[
Jonathan Hafetz is Associate Professor of Law at Seton Hall Law School. He has represented several Guantanamo detainees and has filed amicus briefs in previous legal challenges to military commissions.]
On July 14, the
en banc U.S. Court of Appeals for the D.C. Circuit issued its long-awaited (and deeply fractured) opinion in
Al Bahlul v. United States (.pdf), addressing the scope of military commission jurisdiction over offenses—material support for terrorism, solicitation, and conspiracy—that are not crimes under international law. In a nutshell, the D.C. Circuit vacated Bahlul’s conviction for material support and solicitation, but affirmed his conviction for conspiracy against an
ex post facto challenge. While the ruling takes material support and solicitation off the table for commission prosecutions (at least for prosecutions of current Guantanamo detainees), it does not resolve the viability of charging conspiracy as a stand-alone offense because the en banc holding is based on the application of plain error review to Bahlul’s case (due to its conclusion that Bahlul failed to preserve his ex post facto challenge below). The decision thus leaves open the fate of conspiracy under
de novo review. By implication, it also leaves open the viability of the U.S. government’s domestic war crimes theory not only with respect to other commission cases charging conspiracy (including the ongoing prosecution of the 9/11 defendants), but also with respect to Bahlul’s other legal challenges to his conspiracy conviction, which the en banc court remanded to the original D.C. Circuit panel.

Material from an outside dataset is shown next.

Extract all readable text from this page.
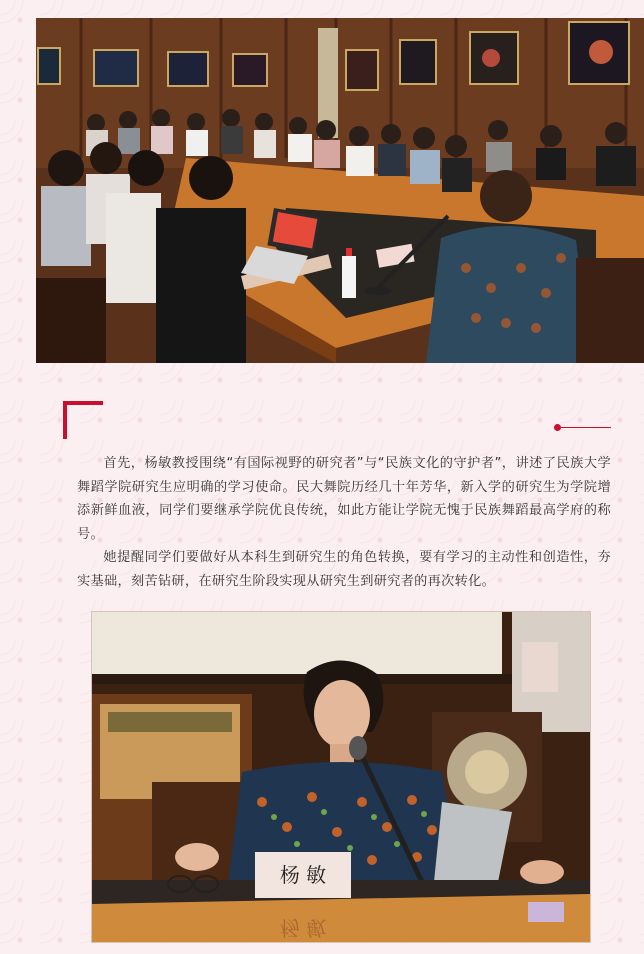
首先，杨敏教授围绕“有国际视野的研究者”与“民族文化的守护者”，讲述了民族大学舞蹈学院研究生应明确的学习使命。民大舞院历经几十年芳华，新入学的研究生为学院增添新鲜血液，同学们要继承学院优良传统，如此方能让学院无愧于民族舞蹈最高学府的称号。

她提醒同学们要做好从本科生到研究生的角色转换，要有学习的主动性和创造性，夯实基础，刻苦钻研，在研究生阶段实现从研究生到研究者的再次转化。

杨 敏
杨 敏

This post will examine the multiple opinions in
Bahlul addressing the U.S. government’s domestic war crimes theory, which posits that the Military Commissions Act of 2006 (2006 MCA) retroactively authorizes, and that the Constitution allows, the prosecution by military commission of conduct that is not a crime under the international law of war. (For excellent summaries of the
Bahlul decision, see posts at
Just Security by Steve Vladeck
here and by Steve and Marty Lederman
here). The theory’s viability is central to the retroactivity arguments addressed by the en banc court as well as to the additional arguments under Article I and Article III that will be considered on remand.